Als Hinweis auf die bindegewebige Verbindung des Nabels mit dem ganzen Körper kann auch gesehen werden, dass sich die freie Richtung des Nabels nach Behandlung einer relevanten Narbe oder Weglassen von störenden Ohrringen oft direkt verändert. Nabel- und Narbenintegration können also zum Teil als eine „fasziale Reaktionsübertragung unter Entlastung“ (W/W*) verstanden werden und zum Teil als Schlüsselpositionen bei der Informationsübertragung in der bindegewebigen Zwischenzellsubstanz. Klaus Weber bestätigt in einer Veröffentlichung den positiven Einfluss bei lumbalem Schmerzsyndrom: Über den Nabel als ventralen (vorderen) faszialen Ankerpunkt der Rumpfwand könnten die myofaszialen, dorsalen (hinteren) Spannungsverhältnisse positiv beeinflusst werden.

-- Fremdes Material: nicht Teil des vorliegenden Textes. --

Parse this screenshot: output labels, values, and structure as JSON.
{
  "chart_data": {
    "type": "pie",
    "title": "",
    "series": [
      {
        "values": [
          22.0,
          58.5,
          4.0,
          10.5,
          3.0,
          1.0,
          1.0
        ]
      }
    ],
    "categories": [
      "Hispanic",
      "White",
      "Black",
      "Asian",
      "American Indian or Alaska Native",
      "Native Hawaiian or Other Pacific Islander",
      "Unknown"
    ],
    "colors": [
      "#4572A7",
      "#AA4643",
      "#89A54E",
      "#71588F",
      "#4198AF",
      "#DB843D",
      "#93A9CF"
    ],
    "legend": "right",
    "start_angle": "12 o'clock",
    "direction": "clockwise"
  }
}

Damit ist aber der Klinisch nachweisbare Effekt auf das vegetative Nervensystem sowie die nachweisbare Faszien- und Muskelentspannung unter der zweiten Hand noch nicht ausreichend erklärt. Offensichtlich wird beim Nabel- und Narbenreflex durch Hemmung sympathischer Rezeptoren im Bindegewebe vorher blockierte Energie freigesetzt und über den eigenen oder den Körper einer zweiten Person weitergeleitet.
Einen entscheidenden Hinweis zum Verständnis der Wirkung der Integrationstechniken bietet die moderne Faszienforschung: Die anhaltende sanfte Tangentialbelastung bei Nabel- oder Narbenintegration senkt über bestimmte fasziale Wahrnehmungszellen, die „Ruffini“- Rezeptoren nachweislich die Sympathikus Aktivität (Schleip, Faszien- und Nervensystem). Das Ruffini-Körperchen hat die Form eines Zylinders. Durch die Öffnungen treten kollagene Faserbündel. Dazwischen sind die Enden von Nervenfasern verankert.
Die Weiterleitung der vegetativen Entspannungsimpulse vom Nabel als zentralen, faszialen Ankerpunkt oder Narben als örtlich lokalisierte Ankerpunkte kann somit über das Fasziennetz den ganzen Körper erreichen. Die Verbindung mit dem nahe gelegenen Sonnengeflecht und den Nebennieren erklärt die zentrale Bedeutung des Nabels im Bezug auf Hemmung des Sympathikus und dadurch Anregung der Regulationsfähigkeit des vegetativen Nervensystems.